Geometry & Representation - Ba Nguyen (Queen's University)

Monday, April 1st, 2019

Time: 4:30-5:30 p.m.  Place: Jeffery Hall 319

Speaker: Ba Nguyen (Queen's University)

Title: A Combinatorial Model for Detecting Cluster Variables of Type D Cluster Algebras

Abstract:  Perfect Matchings of a Snake Diagram, which was developed by G. Musiker, R. Schiffler and L. Williams, can be employed to compute cluster variables of a type D cluster algebra. Based on that model we have developed a new model called Globally Compatible Sequence. In this talk, we will discuss how to find cluster variables using this model. To have a better understanding of those cluster variables, description of their denominator vectors will also be introduced.

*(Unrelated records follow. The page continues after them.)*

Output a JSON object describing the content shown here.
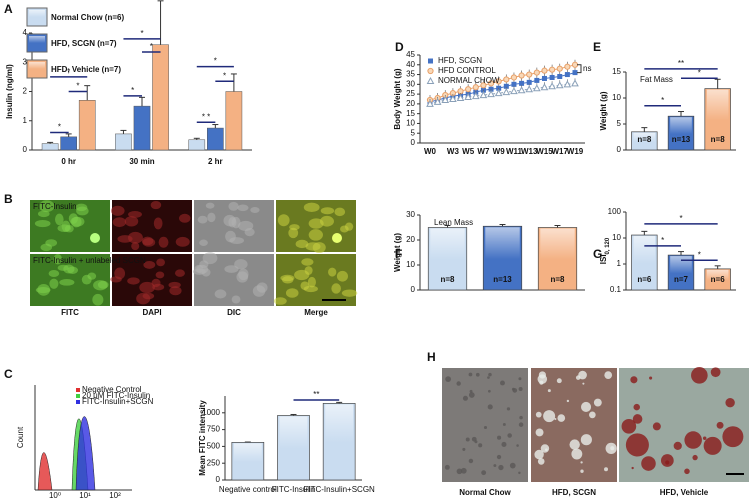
{
  "figure": {
    "panel_labels": [
      "A",
      "B",
      "C",
      "D",
      "E",
      "F",
      "G",
      "H"
    ],
    "microscopy": {
      "row_labels": [
        "FITC-Insulin",
        "FITC-Insulin + unlabeled SCGN"
      ],
      "column_labels": [
        "FITC",
        "DAPI",
        "DIC",
        "Merge"
      ]
    },
    "flow": {
      "ylabel": "Count",
      "legend": [
        "Negative Control",
        "20 μM FITC-Insulin",
        "FITC-Insulin+SCGN"
      ],
      "legend_colors": [
        "#e03030",
        "#40d040",
        "#3030e0"
      ],
      "xtick_labels": [
        "10⁰",
        "10¹",
        "10²"
      ]
    },
    "histology": {
      "captions": [
        "Normal Chow",
        "HFD, SCGN",
        "HFD, Vehicle"
      ]
    }
  },
  "chart_data": [
    {
      "type": "bar",
      "ylabel": "Insulin (ng/ml)",
      "categories": [
        "0 hr",
        "30 min",
        "2 hr"
      ],
      "series": [
        {
          "name": "Normal Chow (n=6)",
          "color": "#c9dcf0",
          "text_color": "#a9c3e6",
          "values": [
            0.22,
            0.55,
            0.35
          ],
          "errors": [
            0.04,
            0.12,
            0.05
          ]
        },
        {
          "name": "HFD, SCGN (n=7)",
          "color": "#4472c4",
          "text_color": "#3a5fae",
          "values": [
            0.45,
            1.5,
            0.75
          ],
          "errors": [
            0.1,
            0.3,
            0.12
          ]
        },
        {
          "name": "HFD, Vehicle (n=7)",
          "color": "#f4b183",
          "text_color": "#e8a068",
          "values": [
            1.7,
            3.6,
            2.0
          ],
          "errors": [
            0.5,
            1.5,
            0.6
          ]
        }
      ],
      "ylim": [
        0,
        4
      ],
      "yticks": [
        0,
        1,
        2,
        3,
        4
      ],
      "annotations": [
        "*",
        "*",
        "*",
        "*",
        "*",
        "*",
        "* *",
        "*",
        "*"
      ]
    },
    {
      "type": "line",
      "ylabel": "Body Weight (g)",
      "categories": [
        "W0",
        null,
        null,
        "W3",
        null,
        "W5",
        null,
        "W7",
        null,
        "W9",
        null,
        "W11",
        null,
        "W13",
        null,
        "W15",
        null,
        "W17",
        null,
        "W19"
      ],
      "series": [
        {
          "name": "HFD, SCGN",
          "color": "#4472c4",
          "marker": "square",
          "values": [
            21,
            22,
            23,
            24,
            24.5,
            25,
            26,
            27,
            27.5,
            28,
            29,
            30,
            30.5,
            31,
            32,
            33,
            33.5,
            34,
            35,
            36
          ]
        },
        {
          "name": "HFD CONTROL",
          "color": "#e8a068",
          "marker": "circle",
          "values": [
            22,
            23,
            24.5,
            25.5,
            26.5,
            27.5,
            28.5,
            29.5,
            30.5,
            31.5,
            32.5,
            33.5,
            34.5,
            35,
            36,
            37,
            37.5,
            38,
            39,
            40
          ]
        },
        {
          "name": "NORMAL CHOW",
          "color": "#8aa0b8",
          "marker": "triangle",
          "values": [
            20,
            21,
            22,
            22.5,
            23,
            23.5,
            24,
            24.5,
            25,
            25.5,
            26,
            26.5,
            27,
            27.5,
            28,
            28.5,
            29,
            29.5,
            30,
            30.5
          ]
        }
      ],
      "ylim": [
        0,
        45
      ],
      "yticks": [
        0,
        5,
        10,
        15,
        20,
        25,
        30,
        35,
        40,
        45
      ],
      "annotations": [
        "ns"
      ]
    },
    {
      "type": "bar",
      "title": "Fat Mass",
      "ylabel": "Weight (g)",
      "categories": [
        null,
        null,
        null
      ],
      "values": [
        3.5,
        6.5,
        11.8
      ],
      "errors": [
        0.8,
        0.9,
        1.8
      ],
      "colors": [
        "#c9dcf0",
        "#4472c4",
        "#f4b183"
      ],
      "bar_labels": [
        "n=8",
        "n=13",
        "n=8"
      ],
      "ylim": [
        0,
        15
      ],
      "yticks": [
        0,
        5,
        10,
        15
      ],
      "annotations": [
        "*",
        "*",
        "**"
      ]
    },
    {
      "type": "bar",
      "title": "Lean Mass",
      "ylabel": "Weight (g)",
      "categories": [
        null,
        null,
        null
      ],
      "values": [
        25,
        25.5,
        25
      ],
      "errors": [
        0.8,
        0.7,
        0.8
      ],
      "colors": [
        "#c9dcf0",
        "#4472c4",
        "#f4b183"
      ],
      "bar_labels": [
        "n=8",
        "n=13",
        "n=8"
      ],
      "ylim": [
        0,
        30
      ],
      "yticks": [
        0,
        10,
        20,
        30
      ]
    },
    {
      "type": "bar",
      "ylabel": "ISI",
      "ylabel_subscript": "0, 120",
      "log_scale": true,
      "categories": [
        null,
        null,
        null
      ],
      "values": [
        13,
        2.2,
        0.65
      ],
      "errors": [
        5,
        0.8,
        0.2
      ],
      "colors": [
        "#c9dcf0",
        "#4472c4",
        "#f4b183"
      ],
      "bar_labels": [
        "n=6",
        "n=7",
        "n=6"
      ],
      "ylim": [
        0.1,
        100
      ],
      "yticks": [
        0.1,
        1,
        10,
        100
      ],
      "annotations": [
        "*",
        "*",
        "*"
      ]
    },
    {
      "type": "bar",
      "ylabel": "Mean FITC intensity",
      "categories": [
        "Negative control",
        "FITC-Insulin",
        "FITC-Insulin+SCGN"
      ],
      "values": [
        560,
        960,
        1140
      ],
      "errors": [
        5,
        15,
        15
      ],
      "colors": [
        "#c9dcf0",
        "#c9dcf0",
        "#c9dcf0"
      ],
      "ylim": [
        0,
        1250
      ],
      "yticks": [
        0,
        250,
        500,
        750,
        1000
      ],
      "annotations": [
        "**"
      ]
    }
  ]
}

Department Colloquium - Carolyn Gordon (Dartmouth College)

Carolyn Gordon (Dartmouth College)

Friday, March 29th, 2019

Time: 2:30 p.m.  Place: Jeffery Hall 234

Speaker: Carolyn Gordon (Dartmouth College)

Title: Decoding geometry and topology from the Steklov spectrum of orbisurfaces.

Abstract: The Dirichlet-to-Neumann or "voltage-to-current" operator of, say, a surface $M$ with boundary is a linear map $C^\infty(\partial M)\to C^\infty(\partial M)$ that maps the Dirichlet boundary values of each harmonic function $f$ on M to the Neumann boundary values of $f$. The spectrum of this operator is discrete and is called the Steklov spectrum. The Dirichlet-to-Neumann operator also generalizes to the setting of orbifolds, e.g., cones. We will address the extent to which the Steklov spectrum encodes the geometry and topology of the surface or orbifold and, in particular, whether it recognizes the presence of orbifold singularities such as cone points.

This is joint work with Teresa Arias-Marco, Emily Dryden, Asma Hassannezhad, Elizabeth Stanhope and Allie Ray.

Prof. Gordon is an expert in spectral geometry. She obtained her PhD from Washington University in 1979, then went to the Technion institue and held positions at Lehigh University and Washington University before moving to Dartmouth where she is currently the Benjamin Cheney Professor of Mathematics.
Prof. Gordon was awarded an AMS Centennial Fellowship in 1990, the MAA Chauvenet prize in 2001 and was the 2010 Noether Lecturer. In 2012, she became a fellow of both the AMS and the American Association for the Advancement of Science. In 2017, she was selected to be a fellow of the AWM in the inaugural class.